Origine:
Catalyseur dans l’organisation de la révolte de 1791:
Religion interdite:
De cette époque jusqu’au mois d’avril 2003 quand un arrêté du gouvernement de Jean-Bertrand Aristide le déclara « religion à part entière », le vodou ne jouissait d’aucune reconnaissance légale. Plusieurs gouvernements ont essayé d’interdire sa pratique, y compris l’administration de Toussaint Louverture (Voir: 4 janvier 1800).
Quelques exemples:
Le président Fabre Geffrard, qui avait signé un concordat avec l’Église catholique, interdit les danses du Vodou, « faisant saisir et brûler les drapeaux, les tambours, tout le matériel des sociétés, faisant arrêter et emprisonner comme cannibale, comme anthropophage, tout individu réputé à tort ou à raison, papa-loi ou maman-loi. »(2)
A la date du 15 mars 1912, le président Cincinnatus Leconte, à l’occasion du carême et probablement encouragé par les hiérarchie catholique qui faisait dejà flotter l’idée d’une campagne anti-superstitieuse, avait rappelé dans une une lettre circulaire, aux commandants des arrondissements de sévir contre ceux qui « se livrent à des pratiques superstitieuse » en appliquant les peines prévues par les articles 405(3), 406(4) , 407(5) du Code Pénal et l’article 111(6) du Code Rural.

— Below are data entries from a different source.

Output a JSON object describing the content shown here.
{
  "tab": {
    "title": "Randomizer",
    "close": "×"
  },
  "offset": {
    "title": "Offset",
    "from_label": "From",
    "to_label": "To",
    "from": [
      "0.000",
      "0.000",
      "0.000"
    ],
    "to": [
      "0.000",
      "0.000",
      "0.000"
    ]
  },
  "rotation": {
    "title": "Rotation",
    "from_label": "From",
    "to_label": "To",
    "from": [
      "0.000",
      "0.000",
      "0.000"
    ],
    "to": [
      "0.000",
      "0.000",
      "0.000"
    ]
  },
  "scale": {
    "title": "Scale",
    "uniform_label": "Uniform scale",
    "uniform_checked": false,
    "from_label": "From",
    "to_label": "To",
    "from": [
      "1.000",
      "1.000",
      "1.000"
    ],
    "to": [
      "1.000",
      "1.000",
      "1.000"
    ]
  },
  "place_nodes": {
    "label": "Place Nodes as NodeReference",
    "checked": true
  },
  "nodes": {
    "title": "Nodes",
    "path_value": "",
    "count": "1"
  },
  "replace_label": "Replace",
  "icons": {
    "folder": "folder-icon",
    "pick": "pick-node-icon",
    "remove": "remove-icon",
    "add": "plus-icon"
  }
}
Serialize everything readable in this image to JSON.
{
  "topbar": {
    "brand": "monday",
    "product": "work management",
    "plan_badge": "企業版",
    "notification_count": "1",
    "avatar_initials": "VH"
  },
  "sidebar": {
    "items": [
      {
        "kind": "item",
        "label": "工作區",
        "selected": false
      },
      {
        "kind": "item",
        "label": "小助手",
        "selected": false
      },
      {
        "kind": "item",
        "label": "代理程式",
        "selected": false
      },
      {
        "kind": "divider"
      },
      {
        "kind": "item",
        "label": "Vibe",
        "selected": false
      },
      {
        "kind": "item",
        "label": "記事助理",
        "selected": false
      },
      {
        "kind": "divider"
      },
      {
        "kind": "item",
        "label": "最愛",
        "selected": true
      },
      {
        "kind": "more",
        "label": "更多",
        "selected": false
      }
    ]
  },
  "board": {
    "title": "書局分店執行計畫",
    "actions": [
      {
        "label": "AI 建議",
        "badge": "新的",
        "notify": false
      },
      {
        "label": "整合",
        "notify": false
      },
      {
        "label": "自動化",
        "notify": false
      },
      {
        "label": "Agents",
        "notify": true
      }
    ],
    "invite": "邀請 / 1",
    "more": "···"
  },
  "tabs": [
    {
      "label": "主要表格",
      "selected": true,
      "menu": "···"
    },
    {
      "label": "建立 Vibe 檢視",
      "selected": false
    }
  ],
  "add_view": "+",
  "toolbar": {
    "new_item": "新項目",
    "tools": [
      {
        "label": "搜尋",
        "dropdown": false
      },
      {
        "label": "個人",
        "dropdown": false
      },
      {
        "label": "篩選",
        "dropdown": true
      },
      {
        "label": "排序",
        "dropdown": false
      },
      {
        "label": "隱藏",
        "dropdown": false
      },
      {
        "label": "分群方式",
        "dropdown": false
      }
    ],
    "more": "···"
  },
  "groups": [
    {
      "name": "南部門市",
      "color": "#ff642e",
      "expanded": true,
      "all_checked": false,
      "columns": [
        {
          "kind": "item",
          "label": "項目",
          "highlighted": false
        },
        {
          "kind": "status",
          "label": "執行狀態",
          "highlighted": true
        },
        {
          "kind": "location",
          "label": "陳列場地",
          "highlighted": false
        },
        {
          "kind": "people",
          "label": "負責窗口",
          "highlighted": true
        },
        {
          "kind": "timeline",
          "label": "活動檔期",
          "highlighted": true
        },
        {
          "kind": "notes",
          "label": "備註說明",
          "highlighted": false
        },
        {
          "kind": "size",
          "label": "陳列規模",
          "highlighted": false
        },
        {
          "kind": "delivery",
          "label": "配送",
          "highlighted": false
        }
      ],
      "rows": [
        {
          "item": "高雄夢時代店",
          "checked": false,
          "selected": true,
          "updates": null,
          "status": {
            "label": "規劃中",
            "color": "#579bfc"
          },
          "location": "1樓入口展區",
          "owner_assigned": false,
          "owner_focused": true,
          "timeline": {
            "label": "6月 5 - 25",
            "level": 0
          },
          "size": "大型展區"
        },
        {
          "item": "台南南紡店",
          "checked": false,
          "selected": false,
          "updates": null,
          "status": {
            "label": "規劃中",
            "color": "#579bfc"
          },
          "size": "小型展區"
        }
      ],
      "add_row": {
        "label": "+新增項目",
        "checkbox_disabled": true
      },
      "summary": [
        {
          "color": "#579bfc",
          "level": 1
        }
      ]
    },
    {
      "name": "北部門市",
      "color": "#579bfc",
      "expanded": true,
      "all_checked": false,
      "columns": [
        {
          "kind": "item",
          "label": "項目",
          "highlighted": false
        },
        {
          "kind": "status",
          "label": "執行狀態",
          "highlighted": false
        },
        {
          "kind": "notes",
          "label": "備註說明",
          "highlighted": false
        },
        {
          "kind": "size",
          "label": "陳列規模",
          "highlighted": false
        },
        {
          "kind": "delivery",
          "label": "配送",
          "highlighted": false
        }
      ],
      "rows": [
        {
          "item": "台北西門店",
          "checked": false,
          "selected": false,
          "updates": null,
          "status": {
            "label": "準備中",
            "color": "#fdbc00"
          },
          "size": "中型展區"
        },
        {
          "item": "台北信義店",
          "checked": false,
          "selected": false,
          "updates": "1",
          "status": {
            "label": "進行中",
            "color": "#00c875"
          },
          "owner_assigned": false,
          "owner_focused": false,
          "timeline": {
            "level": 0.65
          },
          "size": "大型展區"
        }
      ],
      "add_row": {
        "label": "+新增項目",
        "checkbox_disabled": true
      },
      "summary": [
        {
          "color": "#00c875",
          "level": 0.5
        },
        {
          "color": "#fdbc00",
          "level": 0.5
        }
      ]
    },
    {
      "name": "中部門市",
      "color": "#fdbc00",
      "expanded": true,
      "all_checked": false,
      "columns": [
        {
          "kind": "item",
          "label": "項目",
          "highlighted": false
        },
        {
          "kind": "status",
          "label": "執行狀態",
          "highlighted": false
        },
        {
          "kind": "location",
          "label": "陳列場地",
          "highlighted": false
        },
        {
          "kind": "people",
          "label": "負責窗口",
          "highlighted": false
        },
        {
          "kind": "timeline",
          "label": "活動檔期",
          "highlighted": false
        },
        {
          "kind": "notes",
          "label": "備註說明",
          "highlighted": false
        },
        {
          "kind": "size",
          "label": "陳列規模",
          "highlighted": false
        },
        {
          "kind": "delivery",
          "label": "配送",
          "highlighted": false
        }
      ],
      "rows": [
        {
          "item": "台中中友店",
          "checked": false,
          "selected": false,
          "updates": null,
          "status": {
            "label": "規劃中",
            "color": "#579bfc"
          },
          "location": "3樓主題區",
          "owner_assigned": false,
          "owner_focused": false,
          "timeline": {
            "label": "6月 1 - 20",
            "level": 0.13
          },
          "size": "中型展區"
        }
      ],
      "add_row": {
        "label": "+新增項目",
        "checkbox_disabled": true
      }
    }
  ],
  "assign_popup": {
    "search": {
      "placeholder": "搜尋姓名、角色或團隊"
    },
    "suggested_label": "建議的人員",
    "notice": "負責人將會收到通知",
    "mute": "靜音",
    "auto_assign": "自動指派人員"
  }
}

Son successeur, Tancrède Auguste, dans une circulaire datée du 26 octobre 1912 recommandait aux Commandants des arrondissements de donner tout leur concours aux Ministres de Dieu dans leurs oeuvres de moralisation et de contribuer avec eux, à extirper dans les campagnes, les superstitution qui causaient tant de mal aux populations.
Pendant l’occupation américaine, la machine de propagande de l’occupant fit du vodou un « obstacle à la civilisation » et un champ où s’épanouit le démon (7); une thèse qui sera reprise par Pierre Pluchon presqu’à la fin du 20è siècle, en y ajoutant l’élément perversion (8).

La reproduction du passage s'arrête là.